… Then the thought occurred to Angulimala: “Isn’t it amazing! Isn’t it astounding! In the past I’ve chased & seized even a swift-running elephant, a swift-running horse, a swift-running chariot, a swift-running deer. But now, even though I’m running with all my might, I can’t catch up with this contemplative walking at normal pace.” So he stopped and called out to the Blessed One, “Stop, contemplative! Stop!”
“I have stopped, Angulimala. You stop.”
- The bandit Angulimala to the Buddha (Thanissaro)
Though the moral of the story is metaphorical, yet there is a truth on movement, in this case “running”. When my teacher asked how many steps do I take to arrive from the meditation hall to his quarter (a distance of approx 100 metre) I was already expecting the unexpected, but not the way he answered it. One step, he said. Uh?

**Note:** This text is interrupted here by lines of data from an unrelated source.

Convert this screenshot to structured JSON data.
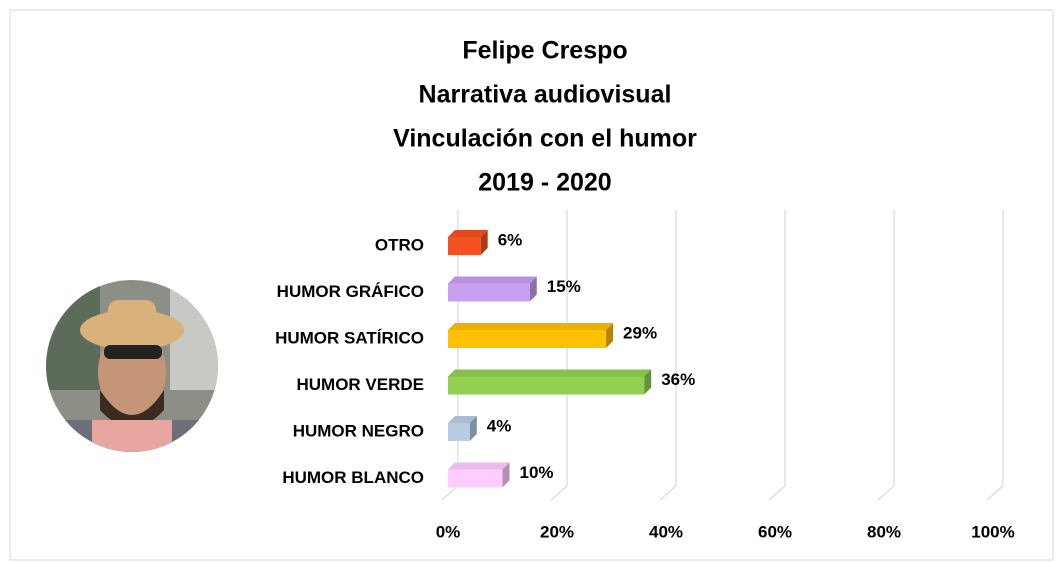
{
  "chart_data": {
    "type": "bar3d-horizontal",
    "title": [
      "Felipe Crespo",
      "Narrativa audiovisual",
      "Vinculación con el humor",
      "2019 - 2020"
    ],
    "categories": [
      "OTRO",
      "HUMOR GRÁFICO",
      "HUMOR SATÍRICO",
      "HUMOR VERDE",
      "HUMOR NEGRO",
      "HUMOR BLANCO"
    ],
    "values": [
      6,
      15,
      29,
      36,
      4,
      10
    ],
    "value_labels": [
      "6%",
      "15%",
      "29%",
      "36%",
      "4%",
      "10%"
    ],
    "colors": [
      "#f4511e",
      "#c9a0f0",
      "#ffc000",
      "#92d050",
      "#b8cce4",
      "#ffccff"
    ],
    "xlim": [
      0,
      100
    ],
    "xticks": [
      {
        "value": 0,
        "label": "0%"
      },
      {
        "value": 20,
        "label": "20%"
      },
      {
        "value": 40,
        "label": "40%"
      },
      {
        "value": 60,
        "label": "60%"
      },
      {
        "value": 80,
        "label": "80%"
      },
      {
        "value": 100,
        "label": "100%"
      }
    ],
    "grid": true
  }
}
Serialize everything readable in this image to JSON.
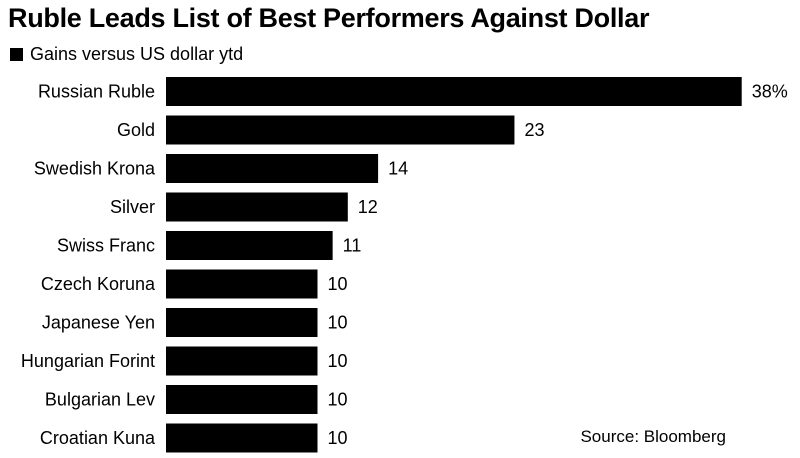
{
  "chart_data": {
    "type": "bar",
    "orientation": "horizontal",
    "title": "Ruble Leads List of Best Performers Against Dollar",
    "legend_position": "top-left",
    "categories": [
      "Russian Ruble",
      "Gold",
      "Swedish Krona",
      "Silver",
      "Swiss Franc",
      "Czech Koruna",
      "Japanese Yen",
      "Hungarian Forint",
      "Bulgarian Lev",
      "Croatian Kuna"
    ],
    "series": [
      {
        "name": "Gains versus US dollar ytd",
        "values": [
          38.0,
          23.0,
          14.0,
          12.0,
          11.0,
          10.0,
          10.0,
          10.0,
          10.0,
          10.0
        ],
        "data_labels": [
          "38%",
          "23",
          "14",
          "12",
          "11",
          "10",
          "10",
          "10",
          "10",
          "10"
        ]
      }
    ],
    "xlim": [
      0,
      40
    ],
    "grid": false,
    "bar_color": "#000000",
    "source": "Source: Bloomberg"
  }
}
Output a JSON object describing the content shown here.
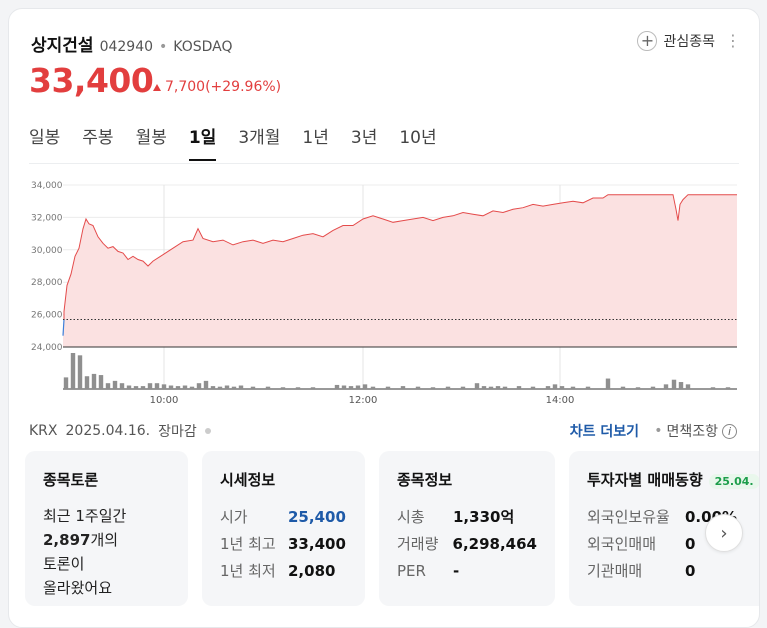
{
  "stock": {
    "name": "상지건설",
    "code": "042940",
    "sep": "•",
    "market": "KOSDAQ",
    "price": "33,400",
    "change": "7,700(+29.96%)",
    "watch_label": "관심종목",
    "more_icon": "⋮"
  },
  "tabs": [
    "일봉",
    "주봉",
    "월봉",
    "1일",
    "3개월",
    "1년",
    "3년",
    "10년"
  ],
  "active_tab": "1일",
  "meta": {
    "exchange": "KRX",
    "date": "2025.04.16.",
    "status": "장마감",
    "chart_link": "차트 더보기",
    "sep": "•",
    "disclaimer": "면책조항"
  },
  "chart_data": {
    "type": "area",
    "y_ticks": [
      "34,000",
      "32,000",
      "30,000",
      "28,000",
      "26,000",
      "24,000"
    ],
    "x_ticks": [
      "10:00",
      "12:00",
      "14:00"
    ],
    "ylim": [
      24000,
      34000
    ],
    "baseline": 25700,
    "colors": {
      "line": "#e44b4b",
      "fill": "#fbe1e1",
      "baseline": "#333333",
      "volume": "#8f8f8f"
    },
    "price_series": [
      {
        "t": 0,
        "v": 24700
      },
      {
        "t": 1,
        "v": 26200
      },
      {
        "t": 4,
        "v": 27800
      },
      {
        "t": 8,
        "v": 28500
      },
      {
        "t": 12,
        "v": 29600
      },
      {
        "t": 16,
        "v": 30100
      },
      {
        "t": 20,
        "v": 31300
      },
      {
        "t": 23,
        "v": 31900
      },
      {
        "t": 26,
        "v": 31600
      },
      {
        "t": 30,
        "v": 31500
      },
      {
        "t": 35,
        "v": 30800
      },
      {
        "t": 40,
        "v": 30400
      },
      {
        "t": 45,
        "v": 30100
      },
      {
        "t": 50,
        "v": 30200
      },
      {
        "t": 55,
        "v": 29900
      },
      {
        "t": 60,
        "v": 29800
      },
      {
        "t": 65,
        "v": 29400
      },
      {
        "t": 70,
        "v": 29600
      },
      {
        "t": 75,
        "v": 29400
      },
      {
        "t": 80,
        "v": 29300
      },
      {
        "t": 85,
        "v": 29000
      },
      {
        "t": 90,
        "v": 29300
      },
      {
        "t": 100,
        "v": 29700
      },
      {
        "t": 110,
        "v": 30100
      },
      {
        "t": 120,
        "v": 30500
      },
      {
        "t": 130,
        "v": 30600
      },
      {
        "t": 135,
        "v": 31300
      },
      {
        "t": 140,
        "v": 30700
      },
      {
        "t": 150,
        "v": 30500
      },
      {
        "t": 160,
        "v": 30600
      },
      {
        "t": 170,
        "v": 30300
      },
      {
        "t": 180,
        "v": 30500
      },
      {
        "t": 190,
        "v": 30600
      },
      {
        "t": 200,
        "v": 30400
      },
      {
        "t": 210,
        "v": 30600
      },
      {
        "t": 220,
        "v": 30500
      },
      {
        "t": 230,
        "v": 30700
      },
      {
        "t": 240,
        "v": 30900
      },
      {
        "t": 250,
        "v": 31000
      },
      {
        "t": 260,
        "v": 30800
      },
      {
        "t": 270,
        "v": 31200
      },
      {
        "t": 280,
        "v": 31500
      },
      {
        "t": 290,
        "v": 31500
      },
      {
        "t": 300,
        "v": 31900
      },
      {
        "t": 310,
        "v": 32100
      },
      {
        "t": 320,
        "v": 31900
      },
      {
        "t": 330,
        "v": 31700
      },
      {
        "t": 340,
        "v": 31800
      },
      {
        "t": 350,
        "v": 31900
      },
      {
        "t": 360,
        "v": 32000
      },
      {
        "t": 370,
        "v": 31800
      },
      {
        "t": 380,
        "v": 32000
      },
      {
        "t": 390,
        "v": 32100
      },
      {
        "t": 400,
        "v": 32300
      },
      {
        "t": 410,
        "v": 32200
      },
      {
        "t": 420,
        "v": 32100
      },
      {
        "t": 430,
        "v": 32400
      },
      {
        "t": 440,
        "v": 32300
      },
      {
        "t": 450,
        "v": 32500
      },
      {
        "t": 460,
        "v": 32600
      },
      {
        "t": 470,
        "v": 32800
      },
      {
        "t": 480,
        "v": 32700
      },
      {
        "t": 490,
        "v": 32800
      },
      {
        "t": 500,
        "v": 32900
      },
      {
        "t": 510,
        "v": 33000
      },
      {
        "t": 520,
        "v": 32900
      },
      {
        "t": 530,
        "v": 33200
      },
      {
        "t": 540,
        "v": 33200
      },
      {
        "t": 545,
        "v": 33400
      },
      {
        "t": 560,
        "v": 33400
      },
      {
        "t": 580,
        "v": 33400
      },
      {
        "t": 600,
        "v": 33400
      },
      {
        "t": 610,
        "v": 33400
      },
      {
        "t": 613,
        "v": 32500
      },
      {
        "t": 615,
        "v": 31800
      },
      {
        "t": 617,
        "v": 32800
      },
      {
        "t": 620,
        "v": 33100
      },
      {
        "t": 625,
        "v": 33400
      },
      {
        "t": 650,
        "v": 33400
      },
      {
        "t": 674,
        "v": 33400
      }
    ],
    "time_ticks_t": [
      101,
      300,
      497
    ],
    "volume_bars": [
      {
        "t": 3,
        "v": 20
      },
      {
        "t": 10,
        "v": 62
      },
      {
        "t": 17,
        "v": 58
      },
      {
        "t": 24,
        "v": 22
      },
      {
        "t": 31,
        "v": 26
      },
      {
        "t": 38,
        "v": 24
      },
      {
        "t": 45,
        "v": 10
      },
      {
        "t": 52,
        "v": 14
      },
      {
        "t": 59,
        "v": 10
      },
      {
        "t": 66,
        "v": 6
      },
      {
        "t": 73,
        "v": 5
      },
      {
        "t": 80,
        "v": 5
      },
      {
        "t": 87,
        "v": 10
      },
      {
        "t": 94,
        "v": 10
      },
      {
        "t": 101,
        "v": 8
      },
      {
        "t": 108,
        "v": 6
      },
      {
        "t": 115,
        "v": 5
      },
      {
        "t": 122,
        "v": 6
      },
      {
        "t": 129,
        "v": 4
      },
      {
        "t": 136,
        "v": 10
      },
      {
        "t": 143,
        "v": 14
      },
      {
        "t": 150,
        "v": 5
      },
      {
        "t": 157,
        "v": 4
      },
      {
        "t": 164,
        "v": 6
      },
      {
        "t": 171,
        "v": 4
      },
      {
        "t": 178,
        "v": 6
      },
      {
        "t": 190,
        "v": 4
      },
      {
        "t": 205,
        "v": 4
      },
      {
        "t": 220,
        "v": 3
      },
      {
        "t": 235,
        "v": 3
      },
      {
        "t": 250,
        "v": 3
      },
      {
        "t": 274,
        "v": 7
      },
      {
        "t": 281,
        "v": 6
      },
      {
        "t": 288,
        "v": 5
      },
      {
        "t": 295,
        "v": 6
      },
      {
        "t": 302,
        "v": 8
      },
      {
        "t": 310,
        "v": 4
      },
      {
        "t": 325,
        "v": 4
      },
      {
        "t": 340,
        "v": 5
      },
      {
        "t": 355,
        "v": 4
      },
      {
        "t": 370,
        "v": 3
      },
      {
        "t": 385,
        "v": 4
      },
      {
        "t": 400,
        "v": 4
      },
      {
        "t": 414,
        "v": 10
      },
      {
        "t": 421,
        "v": 5
      },
      {
        "t": 428,
        "v": 4
      },
      {
        "t": 435,
        "v": 5
      },
      {
        "t": 442,
        "v": 4
      },
      {
        "t": 456,
        "v": 5
      },
      {
        "t": 470,
        "v": 4
      },
      {
        "t": 485,
        "v": 5
      },
      {
        "t": 492,
        "v": 8
      },
      {
        "t": 499,
        "v": 5
      },
      {
        "t": 510,
        "v": 4
      },
      {
        "t": 525,
        "v": 4
      },
      {
        "t": 545,
        "v": 18
      },
      {
        "t": 560,
        "v": 4
      },
      {
        "t": 575,
        "v": 3
      },
      {
        "t": 590,
        "v": 4
      },
      {
        "t": 603,
        "v": 8
      },
      {
        "t": 611,
        "v": 16
      },
      {
        "t": 618,
        "v": 12
      },
      {
        "t": 625,
        "v": 8
      },
      {
        "t": 650,
        "v": 3
      },
      {
        "t": 665,
        "v": 3
      }
    ]
  },
  "panels": {
    "discussion": {
      "title": "종목토론",
      "line1": "최근 1주일간",
      "count": "2,897",
      "count_suffix": "개의",
      "line3": "토론이",
      "line4": "올라왔어요"
    },
    "quote": {
      "title": "시세정보",
      "rows": [
        {
          "label": "시가",
          "value": "25,400"
        },
        {
          "label": "1년 최고",
          "value": "33,400"
        },
        {
          "label": "1년 최저",
          "value": "2,080"
        }
      ]
    },
    "info": {
      "title": "종목정보",
      "rows": [
        {
          "label": "시총",
          "value": "1,330억"
        },
        {
          "label": "거래량",
          "value": "6,298,464"
        },
        {
          "label": "PER",
          "value": "-"
        }
      ]
    },
    "investor": {
      "title": "투자자별 매매동향",
      "badge": "25.04.",
      "rows": [
        {
          "label": "외국인보유율",
          "value": "0.00%"
        },
        {
          "label": "외국인매매",
          "value": "0"
        },
        {
          "label": "기관매매",
          "value": "0"
        }
      ]
    }
  }
}
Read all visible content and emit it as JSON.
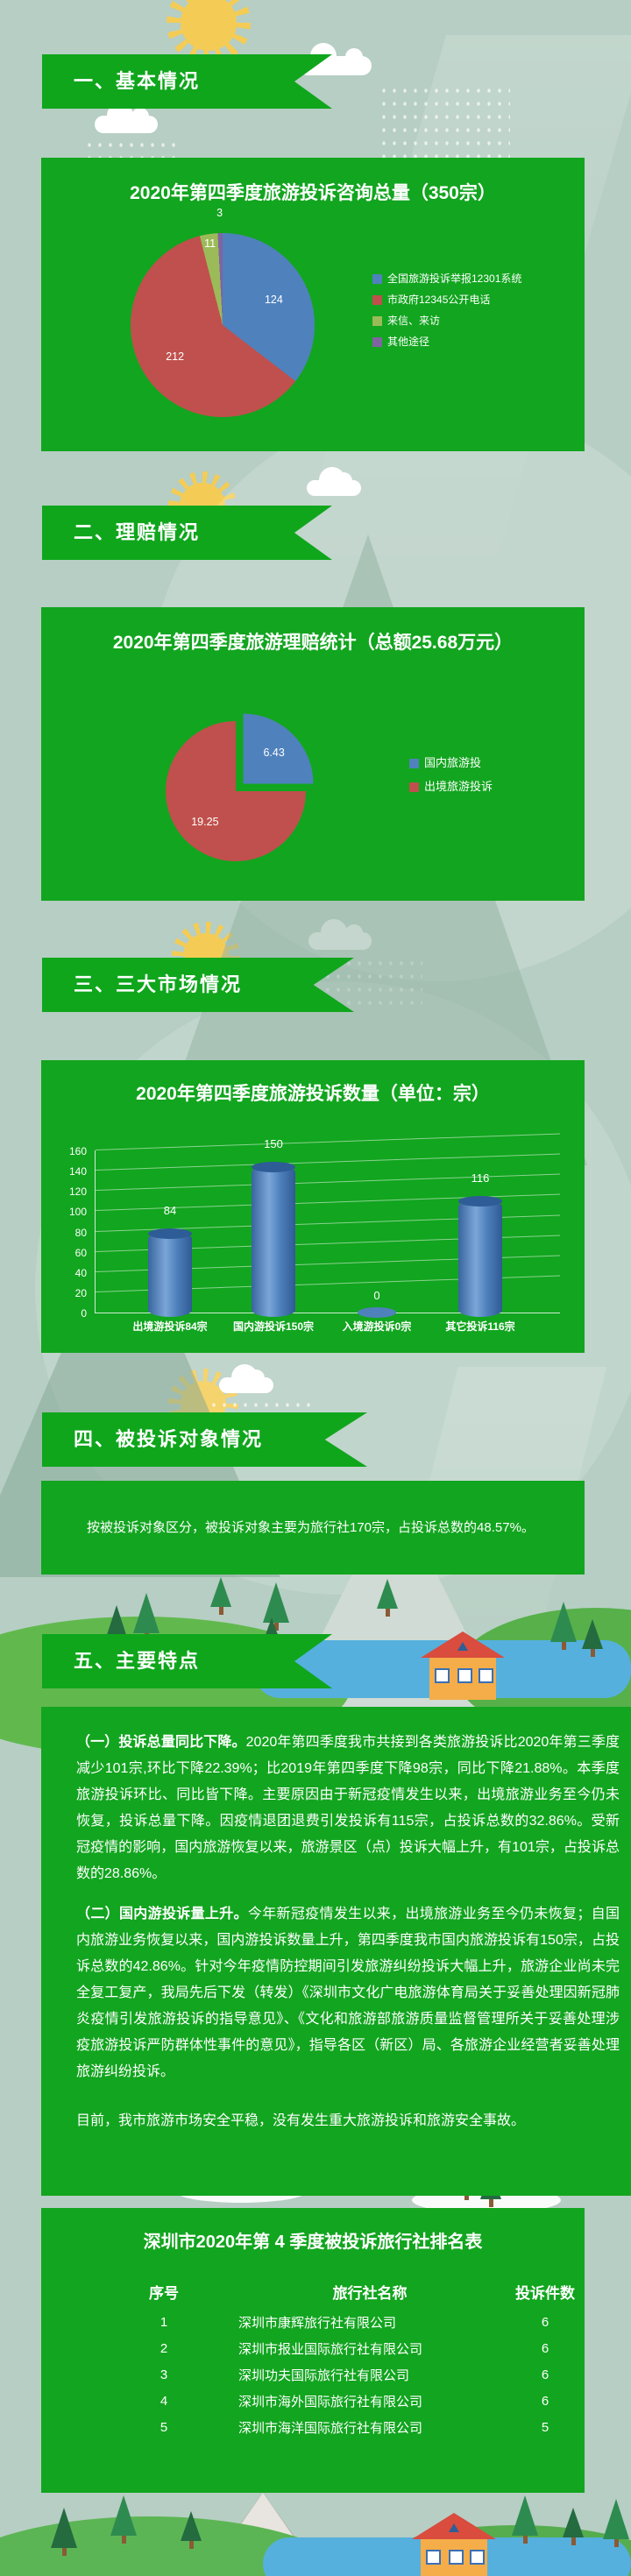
{
  "theme": {
    "background": "#b6cec3",
    "panel_green": "#12a51f",
    "banner_green": "#0fa61c",
    "text_color": "#ffffff",
    "pie_palette": [
      "#4f81bd",
      "#c0504d",
      "#9bbb59",
      "#8064a2"
    ],
    "bar_blue": "#4f81bd",
    "river_blue": "#55b0dd",
    "sun_yellow": "#f4cc55",
    "house_roof_red": "#d94c3e"
  },
  "decor_icons": [
    "sun-icon",
    "cloud-icon",
    "rain-icon",
    "mountain-icon",
    "tree-icon",
    "house-icon",
    "river-shape",
    "grass-hill",
    "snow-drift",
    "light-beam",
    "halo-circle"
  ],
  "banners": [
    {
      "label": "一、基本情况"
    },
    {
      "label": "二、理赔情况"
    },
    {
      "label": "三、三大市场情况"
    },
    {
      "label": "四、被投诉对象情况"
    },
    {
      "label": "五、主要特点"
    }
  ],
  "panels": {
    "consult": {
      "title": "2020年第四季度旅游投诉咨询总量（350宗）"
    },
    "claims": {
      "title": "2020年第四季度旅游理赔统计（总额25.68万元）"
    },
    "market": {
      "title": "2020年第四季度旅游投诉数量（单位：宗）"
    },
    "object": {
      "text": "按被投诉对象区分，被投诉对象主要为旅行社170宗，占投诉总数的48.57%。"
    }
  },
  "features": {
    "p1_lead": "（一）投诉总量同比下降。",
    "p1": "2020年第四季度我市共接到各类旅游投诉比2020年第三季度减少101宗,环比下降22.39%；比2019年第四季度下降98宗，同比下降21.88%。本季度旅游投诉环比、同比皆下降。主要原因由于新冠疫情发生以来，出境旅游业务至今仍未恢复，投诉总量下降。因疫情退团退费引发投诉有115宗，占投诉总数的32.86%。受新冠疫情的影响，国内旅游恢复以来，旅游景区（点）投诉大幅上升，有101宗，占投诉总数的28.86%。",
    "p2_lead": "（二）国内游投诉量上升。",
    "p2": "今年新冠疫情发生以来，出境旅游业务至今仍未恢复；自国内旅游业务恢复以来，国内游投诉数量上升，第四季度我市国内旅游投诉有150宗，占投诉总数的42.86%。针对今年疫情防控期间引发旅游纠纷投诉大幅上升，旅游企业尚未完全复工复产，我局先后下发（转发）《深圳市文化广电旅游体育局关于妥善处理因新冠肺炎疫情引发旅游投诉的指导意见》、《文化和旅游部旅游质量监督管理所关于妥善处理涉疫旅游投诉严防群体性事件的意见》，指导各区（新区）局、各旅游企业经营者妥善处理旅游纠纷投诉。",
    "p3": "目前，我市旅游市场安全平稳，没有发生重大旅游投诉和旅游安全事故。"
  },
  "ranking_table": {
    "title": "深圳市2020年第 4 季度被投诉旅行社排名表",
    "columns": [
      "序号",
      "旅行社名称",
      "投诉件数"
    ],
    "rows": [
      [
        "1",
        "深圳市康辉旅行社有限公司",
        "6"
      ],
      [
        "2",
        "深圳市报业国际旅行社有限公司",
        "6"
      ],
      [
        "3",
        "深圳功夫国际旅行社有限公司",
        "6"
      ],
      [
        "4",
        "深圳市海外国际旅行社有限公司",
        "6"
      ],
      [
        "5",
        "深圳市海洋国际旅行社有限公司",
        "5"
      ]
    ]
  },
  "chart_data": [
    {
      "type": "pie",
      "title": "2020年第四季度旅游投诉咨询总量（350宗）",
      "total": 350,
      "legend_position": "right",
      "slices": [
        {
          "label": "全国旅游投诉举报12301系统",
          "value": 124,
          "color": "#4f81bd"
        },
        {
          "label": "市政府12345公开电话",
          "value": 212,
          "color": "#c0504d"
        },
        {
          "label": "来信、来访",
          "value": 11,
          "color": "#9bbb59"
        },
        {
          "label": "其他途径",
          "value": 3,
          "color": "#8064a2"
        }
      ]
    },
    {
      "type": "pie",
      "title": "2020年第四季度旅游理赔统计（总额25.68万元）",
      "total": 25.68,
      "legend_position": "right",
      "slices": [
        {
          "label": "国内旅游投",
          "value": 6.43,
          "color": "#4f81bd",
          "exploded": true
        },
        {
          "label": "出境旅游投诉",
          "value": 19.25,
          "color": "#c0504d"
        }
      ]
    },
    {
      "type": "bar",
      "title": "2020年第四季度旅游投诉数量（单位：宗）",
      "categories": [
        "出境游投诉84宗",
        "国内游投诉150宗",
        "入境游投诉0宗",
        "其它投诉116宗"
      ],
      "values": [
        84,
        150,
        0,
        116
      ],
      "xlabel": "",
      "ylabel": "",
      "ylim": [
        0,
        160
      ],
      "yticks": [
        0,
        20,
        40,
        60,
        80,
        100,
        120,
        140,
        160
      ],
      "grid": true,
      "bar_color": "#4f81bd"
    }
  ]
}
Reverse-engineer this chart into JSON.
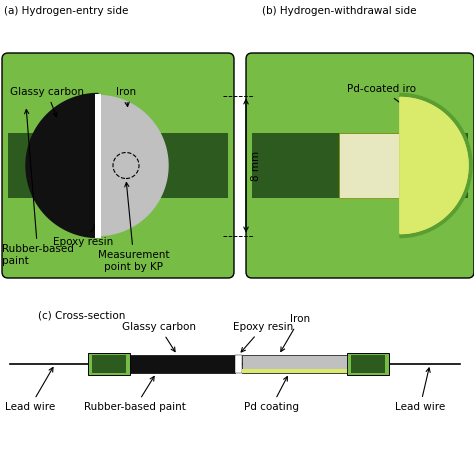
{
  "bg_color": "#ffffff",
  "light_green": "#76bc45",
  "dark_green": "#2d5a1e",
  "black": "#111111",
  "light_gray": "#c0c0c0",
  "white": "#ffffff",
  "yellow_green": "#daea6a",
  "med_green_b": "#5a9e32",
  "panel_a_title": "(a) Hydrogen-entry side",
  "panel_b_title": "(b) Hydrogen-withdrawal side",
  "panel_c_title": "(c) Cross-section",
  "label_glassy_carbon": "Glassy carbon",
  "label_iron": "Iron",
  "label_epoxy_resin": "Epoxy resin",
  "label_rubber_paint": "Rubber-based\npaint",
  "label_measurement": "Measurement\npoint by KP",
  "label_pd_coated": "Pd-coated iro",
  "label_lead_wire_l": "Lead wire",
  "label_lead_wire_r": "Lead wire",
  "label_rubber_paint_c": "Rubber-based paint",
  "label_pd_coating": "Pd coating",
  "label_glassy_carbon_c": "Glassy carbon",
  "label_epoxy_resin_c": "Epoxy resin",
  "label_iron_c": "Iron",
  "dim_label": "8 mm"
}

Today, quantum physicists are confirming that time and space are just illusions. Past, present and future all occur simultaneously. We are actually nonlocal beings having a local experience. It may look like you ‘re over there and I’m over here, but it’s a lie. Space is just a separation idea, as is time.
– Gary Renard, Your Immortal Reality
There are two ways of experiencing experiences – either at the object level (which I will refer to as the world), or the subject (the processes occuring at the mind level). Both have different end results. If my attention is given to the world, I am to expect what the world is offering me – separation. If my attention is given to the mind processes, I am to experience what is already here for me – “what is already here” is all I have, for all ideas never left its source.
I have not gone anywhere else except where I am NOW
(if only this can be true).
Lets look at this thing call “movement”. In truth movement cannot be seen except to be felt, just like colours cannot be tasted except to be seen. If I can’t see movement then what am I seeing? Optical illusion. Movement is an optical illusion arising from my inability to stay precisely in the Now. To stay in the Now needs precisely constant awareness, concurrent with the arising of consciousness. Each now ceases and is immediately replaced by a new now, unending, unbroken. The inability to see this process brought about the concept of past and future. There is no future, no past, except now. The moment I am unconscious to this reality, I am sucked into the imaginary past and future, into the stream of unawareness, denoted by the meaning of “time”. “Now” is never about the world. Neither is past or future, except a dream. Now, past or future is a mental occurence though I may think it has got to do with day and night, or clock and time.
When the awareness radar is made to turn inwards directing to the mind, the whole scope of reality changes. At each moment of now “I am” always here – neither there nor anywhere – but here, in mind existence. Even “here” is incorrect, except a mean to express in-existence. If everything is in a constant flux, including “me” – where is time, where is space, where is distance? Could the “everything” be an illusion of the mind springing from the meaning of “I”?
The stream of consciousness flows, ceasing and passing away, to be conditioned by another.
How it arises, no one knows. When it ends, no one knows.
chim.. chim…
What does it take to be in the “now”? Who/What is in the “now”?
“Now” is a definition for presence. Without presence there is no now. Thus now is a mind experience rather than the external time. What does it take to be in the “now”. Not forgetting. The word “sati” in Pali, loosely translated as mindfulness, actually refers to “not forgetting”. Not forgetting to be attentive to what is ongoing in the mindbody processes. Observe that the moment you remember to be in the now, awareness automatically takes over. The meaning of now arise – that is the function of perception. Who/What is in the “now”? Conditioning (which does not know itself) and (when there is non-forgetting), wisdom (which knows).
good stuff.
don
editor
spiritnewsdaily.com
Who/What is presence? There are myriads of things going on in the mindbody processes. Which is most “helpful” to be in the “now”? Any clue to differentiate when “conditioning” is in progress and when “wisdom” takes over?
Presence is a part of wisdom, conditioned by wisdom. To recognize wherever the mind is, is now.